Covell David G
Information Technology Branch, Developmental Therapeutics Program, National Cancer Institute, Frederick, MD, United States of America.
PLoS One. 2017 Aug 8;12(8):e0181991. doi: 10.1371/journal.pone.0181991. eCollection 2017.
A novel data mining procedure is proposed for identifying potential pathway-gene biomarkers from preclinical drug sensitivity data for predicting clinical responses to erlotinib or sorafenib. The analysis applies linear ridge regression modeling to generate a small (N1000) set of baseline gene expressions that jointly yield quality predictions of preclinical drug sensitivity data and clinical responses. Standard clustering of the pathway-gene combinations from gene set enrichment analysis of this initial gene set, according to their shared appearance in molecular function pathways, yields a reduced (N300) set of potential pathway-gene biomarkers. A modified method for quantifying pathway fitness is used to determine smaller numbers of over and under expressed genes that correspond with favorable and unfavorable clinical responses. Detailed literature-based evidence is provided in support of the roles of these under and over expressed genes in compound efficacy. RandomForest analysis of potential pathway-gene biomarkers finds average treatment prediction errors of 10% and 22%, respectively, for patients receiving erlotinib or sorafenib that had a favorable clinical response. Higher errors were found for both compounds when predicting an unfavorable clinical response. Collectively these results suggest complementary roles for biomarker genes and biomarker pathways when predicting clinical responses from preclinical data.

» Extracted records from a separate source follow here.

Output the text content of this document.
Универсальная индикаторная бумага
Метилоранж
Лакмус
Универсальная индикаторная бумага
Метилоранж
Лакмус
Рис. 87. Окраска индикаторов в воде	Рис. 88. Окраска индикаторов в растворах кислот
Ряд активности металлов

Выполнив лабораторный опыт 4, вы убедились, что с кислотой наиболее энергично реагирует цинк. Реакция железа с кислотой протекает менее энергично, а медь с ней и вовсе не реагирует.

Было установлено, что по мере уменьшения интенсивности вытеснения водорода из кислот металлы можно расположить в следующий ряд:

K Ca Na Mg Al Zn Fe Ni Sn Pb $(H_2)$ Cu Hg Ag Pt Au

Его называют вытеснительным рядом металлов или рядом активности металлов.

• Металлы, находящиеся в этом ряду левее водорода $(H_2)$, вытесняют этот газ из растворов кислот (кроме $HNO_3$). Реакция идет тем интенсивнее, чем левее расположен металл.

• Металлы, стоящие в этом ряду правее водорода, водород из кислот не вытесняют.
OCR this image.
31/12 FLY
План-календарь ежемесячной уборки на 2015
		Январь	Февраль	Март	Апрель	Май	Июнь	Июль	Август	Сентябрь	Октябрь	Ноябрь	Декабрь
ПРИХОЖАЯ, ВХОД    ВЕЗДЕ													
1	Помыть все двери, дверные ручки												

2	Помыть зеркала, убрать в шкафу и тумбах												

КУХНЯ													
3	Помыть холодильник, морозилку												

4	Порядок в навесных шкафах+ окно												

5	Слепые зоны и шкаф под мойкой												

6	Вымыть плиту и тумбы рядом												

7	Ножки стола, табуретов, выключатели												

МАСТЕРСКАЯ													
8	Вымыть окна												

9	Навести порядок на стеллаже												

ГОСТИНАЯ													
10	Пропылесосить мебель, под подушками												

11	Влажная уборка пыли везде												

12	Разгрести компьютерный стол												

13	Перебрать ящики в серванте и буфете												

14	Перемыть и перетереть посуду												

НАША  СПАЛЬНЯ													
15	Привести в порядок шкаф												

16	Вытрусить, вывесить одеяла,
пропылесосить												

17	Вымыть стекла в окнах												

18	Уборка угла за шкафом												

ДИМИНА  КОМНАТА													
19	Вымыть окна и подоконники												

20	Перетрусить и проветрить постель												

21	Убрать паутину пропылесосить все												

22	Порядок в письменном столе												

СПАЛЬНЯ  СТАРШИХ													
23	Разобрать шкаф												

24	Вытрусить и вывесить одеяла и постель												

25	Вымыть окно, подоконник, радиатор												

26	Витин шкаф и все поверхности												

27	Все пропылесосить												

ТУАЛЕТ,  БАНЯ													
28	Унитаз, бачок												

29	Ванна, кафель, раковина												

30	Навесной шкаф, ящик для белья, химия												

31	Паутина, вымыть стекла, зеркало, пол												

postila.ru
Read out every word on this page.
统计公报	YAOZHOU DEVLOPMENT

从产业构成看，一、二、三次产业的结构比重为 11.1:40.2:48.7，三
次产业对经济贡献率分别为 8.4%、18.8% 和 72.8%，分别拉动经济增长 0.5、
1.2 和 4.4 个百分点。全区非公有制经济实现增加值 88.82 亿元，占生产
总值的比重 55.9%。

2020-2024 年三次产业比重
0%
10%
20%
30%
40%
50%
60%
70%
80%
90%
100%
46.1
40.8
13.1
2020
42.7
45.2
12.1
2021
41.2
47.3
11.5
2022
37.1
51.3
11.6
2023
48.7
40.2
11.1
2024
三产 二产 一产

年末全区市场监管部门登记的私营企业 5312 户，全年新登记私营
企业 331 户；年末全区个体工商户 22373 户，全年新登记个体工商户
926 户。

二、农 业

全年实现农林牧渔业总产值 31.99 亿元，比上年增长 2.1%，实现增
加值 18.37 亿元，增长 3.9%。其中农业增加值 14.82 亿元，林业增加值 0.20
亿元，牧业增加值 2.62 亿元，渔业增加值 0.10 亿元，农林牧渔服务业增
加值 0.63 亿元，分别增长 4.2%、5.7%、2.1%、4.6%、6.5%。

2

提出了一种新的数据挖掘程序,用于从临床前药物敏感性数据中识别潜在的通路-基因生物标志物,以预测对厄洛替尼或索拉非尼的临床反应。该分析应用线性岭回归模型生成一小套(N1000)基线基因表达,这些表达共同产生临床前药物敏感性数据和临床反应的高质量预测。根据该初始基因集在分子功能通路中的共同出现情况,对来自基因集富集分析的通路-基因组合进行标准聚类,得到一套数量减少(N300)的潜在通路-基因生物标志物。一种改进的量化通路适应性的方法用于确定与有利和不利临床反应相对应的过表达和低表达基因的较少数量。提供了基于详细文献的证据,以支持这些低表达和过表达基因在化合物疗效中的作用。对潜在通路-基因生物标志物的随机森林分析发现,接受厄洛替尼或索拉非尼治疗且临床反应良好的患者的平均治疗预测误差分别为10%和22%。在预测不利临床反应时,两种化合物的误差都更高。总体而言,这些结果表明,在从临床前数据预测临床反应时,生物标志物基因和生物标志物通路具有互补作用。